Finanças conectadas à operação
Um dos pilares dessa abordagem está na integração entre estratégia financeira e decisões operacionais. Para Angélica, não é possível falar em eficiência ou crescimento sem compreender a realidade do dia a dia da operação. Sua trajetória antes de assumir funções financeiras ampliou essa visão.
“Ter passado por áreas operacionais me dá uma leitura muito mais completa do negócio. Isso faz com que eu tome decisões financeiras considerando o impacto real nas equipes, na operação e nos clientes”, explica.
Essa vivência contribui para estratégias mais pragmáticas, eficientes e conectadas à execução, equilibrando disciplina financeira com crescimento sustentável.
A experiência de Angélica no segmento de Energia e Recursos trouxe aprendizados importantes. Afinal, setores altamente regulados e complexos exigem rigor na gestão de riscos, decisões baseadas em dados e capacidade de adaptação contínua.
Para ela, o grande desafio está em equilibrar eficiência, resiliência e crescimento, mantendo a estratégia financeira alinhada às necessidades do negócio e dos clientes.
Decisões financeiras em setores essenciais
Atuando em segmentos essenciais como alimentação e facilities, a Sodexo sente de forma direta os impactos do cenário econômico. Custos de insumos, inflação e câmbio são variáveis que exigem monitoramento constante e respostas rápidas.
Nesse cenário, a empresa monitora de perto inflação, custos e câmbio para ganhar eficiência operacional e preservar margens.
“Ao mesmo tempo, seguimos investindo em tecnologia, produtividade e soluções integradas, sempre com disciplina financeira e foco em crescimento sustentável no Brasil”, complementa Angélica.
Eficiência e experiência caminham juntas
Na estratégia da Sodexo, eficiência operacional e experiência do cliente não competem entre si. Pelo contrário: são dimensões complementares.
“A eficiência nos permite liberar recursos para investir de forma consistente em qualidade, inovação e experiência”, afirma Angélica.

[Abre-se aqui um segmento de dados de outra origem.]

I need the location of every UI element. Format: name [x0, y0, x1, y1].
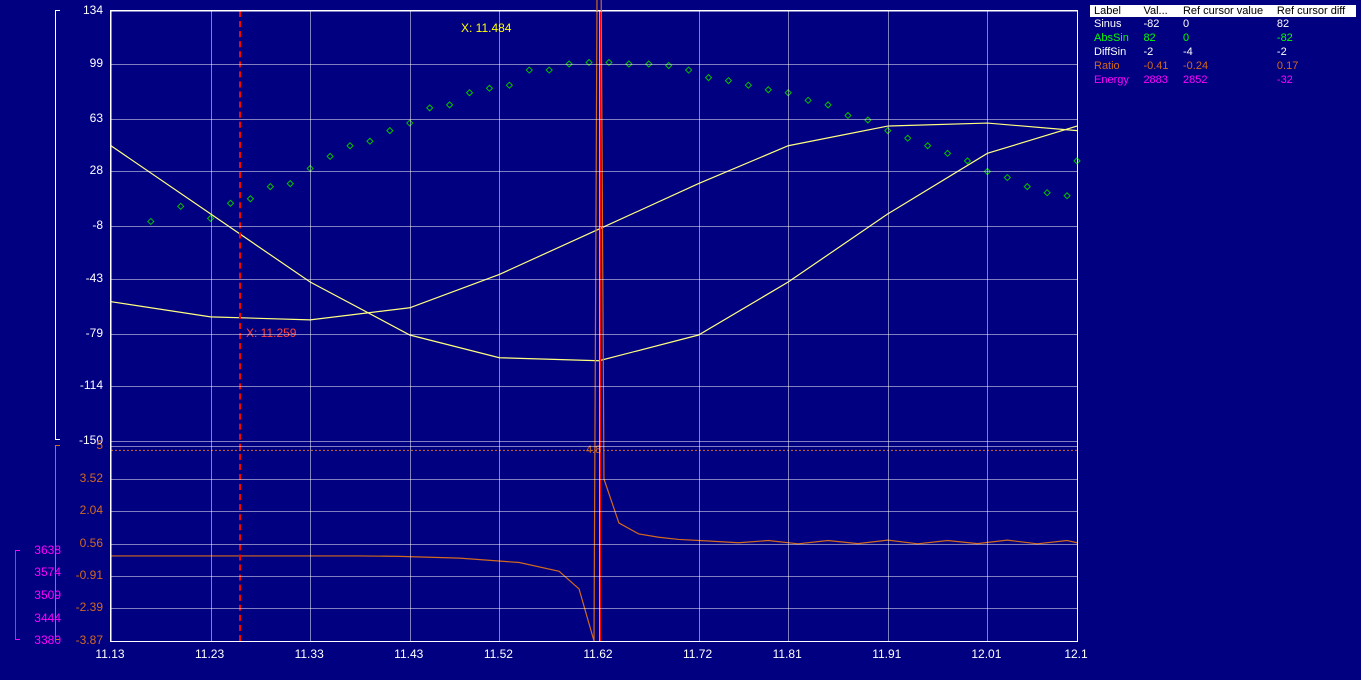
- legend-label: Energy: [1090, 74, 1143, 86]
- x-tick: 11.23: [195, 647, 224, 661]
- cursor-main-label: X: 11.484: [461, 21, 511, 35]
- legend-col-val: Val...: [1143, 5, 1183, 17]
- y-tick-energy: 3444: [21, 611, 61, 625]
- legend-diff: 0.17: [1277, 60, 1356, 72]
- legend-ref: 0: [1183, 32, 1277, 44]
- x-tick: 11.13: [95, 647, 124, 661]
- legend-col-label: Label: [1090, 5, 1143, 17]
- y-tick-ratio: 2.04: [63, 503, 103, 517]
- legend-diff: -2: [1277, 46, 1356, 58]
- y-tick-energy: 3380: [21, 633, 61, 647]
- y-tick-ratio: -0.91: [63, 568, 103, 582]
- x-tick: 12.01: [971, 647, 1001, 661]
- x-tick: 11.72: [683, 647, 712, 661]
- legend-val: 2883: [1143, 74, 1183, 86]
- legend-label: Sinus: [1090, 18, 1143, 30]
- legend-label: DiffSin: [1090, 46, 1143, 58]
- x-tick: 11.52: [484, 647, 513, 661]
- y-tick-main: 28: [63, 163, 103, 177]
- legend-header: Label Val... Ref cursor value Ref cursor…: [1090, 5, 1356, 17]
- y-tick-main: 63: [63, 111, 103, 125]
- legend-label: Ratio: [1090, 60, 1143, 72]
- x-tick: 11.91: [872, 647, 901, 661]
- y-tick-main: 99: [63, 56, 103, 70]
- y-tick-ratio: -2.39: [63, 600, 103, 614]
- legend-ref: 0: [1183, 18, 1277, 30]
- legend-row-energy[interactable]: Energy 2883 2852 -32: [1090, 73, 1356, 87]
- x-tick: 11.81: [773, 647, 802, 661]
- y-tick-energy: 3574: [21, 565, 61, 579]
- x-tick: 11.62: [583, 647, 612, 661]
- legend-val: -0.41: [1143, 60, 1183, 72]
- legend-row-diffsin[interactable]: DiffSin -2 -4 -2: [1090, 45, 1356, 59]
- cursor-ref[interactable]: [239, 11, 241, 641]
- legend-row-ratio[interactable]: Ratio -0.41 -0.24 0.17: [1090, 59, 1356, 73]
- legend-row-abssin[interactable]: AbsSin 82 0 -82: [1090, 31, 1356, 45]
- legend-diff: -32: [1277, 74, 1356, 86]
- legend-panel: Label Val... Ref cursor value Ref cursor…: [1090, 5, 1356, 87]
- y-tick-ratio: 3.52: [63, 471, 103, 485]
- legend-val: -82: [1143, 18, 1183, 30]
- legend-val: 82: [1143, 32, 1183, 44]
- legend-label: AbsSin: [1090, 32, 1143, 44]
- y-tick-ratio: -3.87: [63, 633, 103, 647]
- legend-diff: 82: [1277, 18, 1356, 30]
- plot-area[interactable]: X: 11.484 X: 11.259 4.8: [110, 10, 1078, 642]
- axis-bracket-energy: [15, 550, 20, 640]
- y-tick-main: -114: [63, 378, 103, 392]
- y-tick-main: -43: [63, 271, 103, 285]
- legend-ref: 2852: [1183, 74, 1277, 86]
- legend-ref: -4: [1183, 46, 1277, 58]
- x-tick: 11.33: [295, 647, 324, 661]
- legend-diff: -82: [1277, 32, 1356, 44]
- y-tick-main: -79: [63, 326, 103, 340]
- y-tick-ratio: 5: [63, 438, 103, 452]
- y-tick-main: -8: [63, 218, 103, 232]
- legend-col-ref: Ref cursor value: [1183, 5, 1277, 17]
- y-tick-energy: 3509: [21, 588, 61, 602]
- axis-bracket-main: [55, 10, 60, 440]
- y-tick-ratio: 0.56: [63, 536, 103, 550]
- chart-root: X: 11.484 X: 11.259 4.8 Label Val... Ref…: [0, 0, 1361, 680]
- y-tick-main: 134: [63, 3, 103, 17]
- y-tick-energy: 3638: [21, 543, 61, 557]
- legend-val: -2: [1143, 46, 1183, 58]
- legend-col-diff: Ref cursor diff: [1277, 5, 1356, 17]
- legend-row-sinus[interactable]: Sinus -82 0 82: [1090, 17, 1356, 31]
- x-tick: 12.1: [1064, 647, 1087, 661]
- x-tick: 11.43: [394, 647, 423, 661]
- legend-ref: -0.24: [1183, 60, 1277, 72]
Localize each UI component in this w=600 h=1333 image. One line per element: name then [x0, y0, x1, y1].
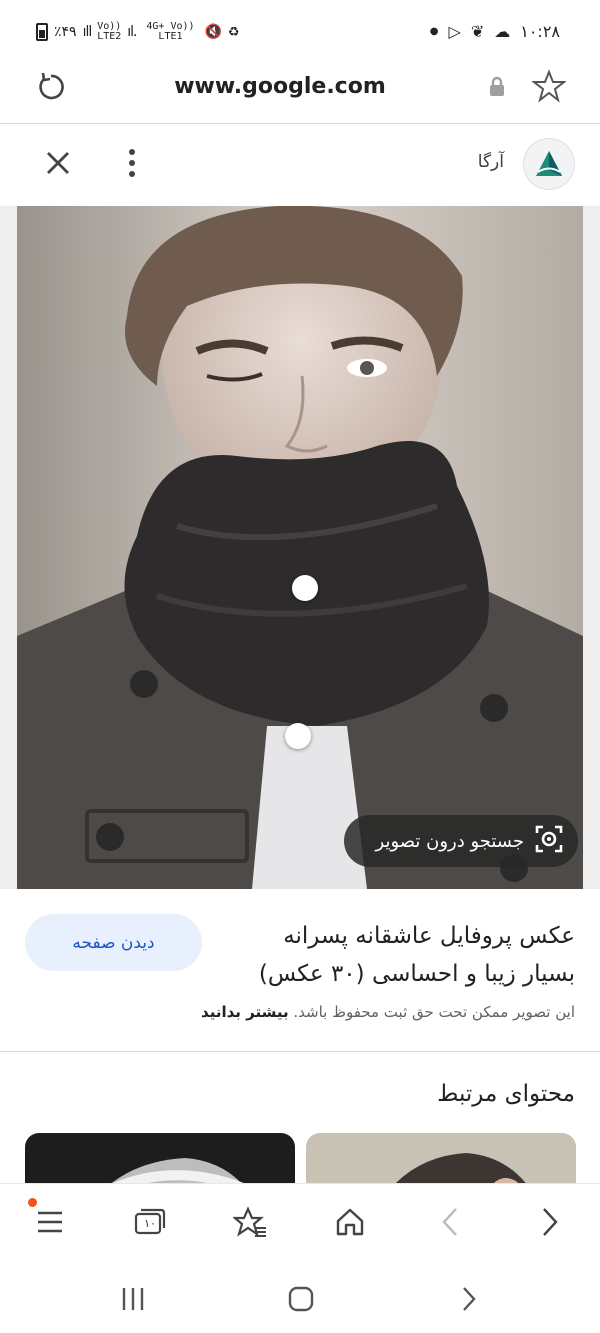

Em contrapartida, uma boa experiência fortalece relações de longo prazo e sustenta a saúde financeira do negócio.
O papel do financeiro, nesse contexto, é direcionar investimentos com disciplina, visão estratégica e foco em geração de valor para clientes, parceiros e colaboradores.
Nesse sentido, a transformação do CFO também passa pelo uso intensivo de tecnologia e dados. Segundo Angélica, esses elementos são pilares da atuação financeira da Sodexo. “Eles nos dão mais agilidade, previsibilidade e qualidade na tomada de decisão, permitindo análises mais profundas de custos, performance e riscos”, afirma.
Com dados mais confiáveis e em tempo real, a área financeira deixa de ser apenas reativa e passa a antecipar cenários, apoiando o negócio de forma mais estratégica.
Liderança financeira e cultura
Formar times financeiros conectados ao negócio exige mais do que conhecimento técnico. Para Angélica, valores como comunicação, transparência, colaboração e senso de responsabilidade são fundamentais.
“A área financeira precisa ir além dos números e entender o negócio na prática”, pontua.
A executiva também destaca a importância do desenvolvimento contínuo, da autonomia e da tomada de decisão orientada por dados, sempre com ética e visão de longo prazo.
Além dos desafios corporativos, Angélica reforça o papel da diversidade na construção de organizações mais fortes. Para as mulheres que desejam ocupar posições de liderança, a mensagem é clara: “Liderar não é seguir um modelo único, mas agir com autenticidade, propósito e coragem”.
Segundo ela, investir na própria trajetória, buscar aprendizado contínuo e ocupar espaços de decisão é essencial. “Organizações mais diversas são mais fortes, inovadoras e humanas, e cada mulher que avança abre caminho para que outras avancem também”, finaliza.